One hundred years ago the Paris market was a permanent explosion of odour and colour. It had its own structure, Les Halles - 'the belly of Paris'. "Ce qui montait à la face était un souffle frais, un vent de mer...amer et salé" wrote Zola, describing the huge banks of fresh fish. Today, the unsold fish are packed back into polystyrene containers and the piles of ice and streams of salty water are washed quickly away into the gutters. The odour of fresh fish is an ephemeral sensation, never allowed to stay hanging in the air.

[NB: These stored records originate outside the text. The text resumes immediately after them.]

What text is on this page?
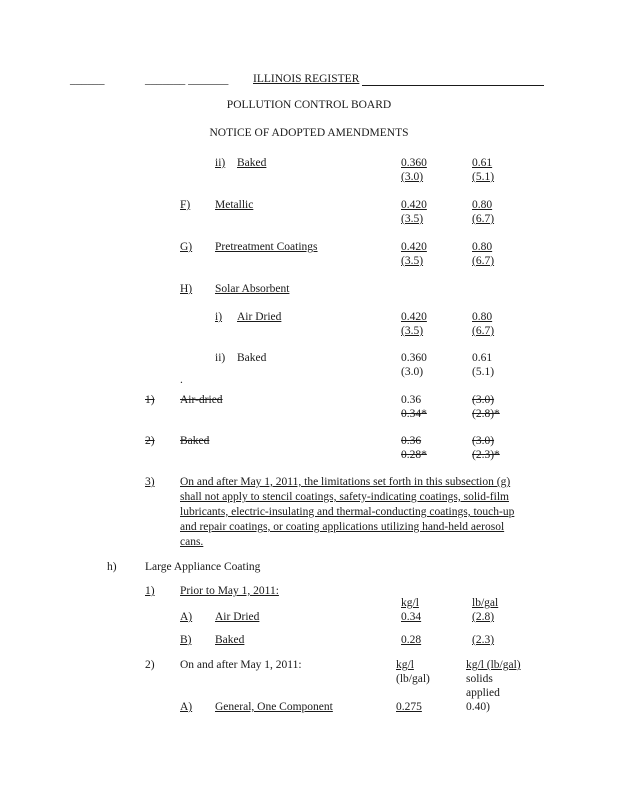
______	_______ _______ ILLINOIS REGISTER
POLLUTION CONTROL BOARD
NOTICE OF ADOPTED AMENDMENTS
ii) Baked	0.360	0.61
(3.0)	(5.1)
F) Metallic	0.420	0.80
(3.5)	(6.7)
G) Pretreatment Coatings	0.420	0.80
(3.5)	(6.7)
H) Solar Absorbent
i) Air Dried	0.420	0.80
(3.5)	(6.7)
ii) Baked	0.360	0.61
(3.0)	(5.1)
.
1) Air-dried	0.36	(3.0)
0.34*	(2.8)*
2) Baked	0.36	(3.0)
0.28*	(2.3)*
3) On and after May 1, 2011, the limitations set forth in this subsection (g)
shall not apply to stencil coatings, safety-indicating coatings, solid-film
lubricants, electric-insulating and thermal-conducting coatings, touch-up
and repair coatings, or coating applications utilizing hand-held aerosol
cans.
h) Large Appliance Coating
1) Prior to May 1, 2011:
kg/l	lb/gal
A) Air Dried	0.34	(2.8)
B) Baked	0.28	(2.3)
2) On and after May 1, 2011:	kg/l
(lb/gal)
kg/l (lb/gal)
solids
applied
A) General, One Component	0.275	0.40)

Unsold scraps and rejected offcuts are also thrown into the gutter. Empty boxes are piled up ready to be thrown into the backs of beeping and flashing street cleaning machines. This is when the desperate and the hungry appear, looking for castoffs that can be saved and put to good use. The saddest pieces remain; wilting leaves of lettuce, orange skins, broken eggs, fish heads, blackened and bruised bananas, the flesh bursting through split jackets. None will survive.
Less than an hour after the traders have packed up and gone home, the only evidence that there was a market at all are the skeletons of their stands. Soon these too will be taken away, the awnings rolled up like carpets around them. The street, hosed and scrubbed, sparkles in the low afternoon sun. It's so clean you could almost eat your dinner off it.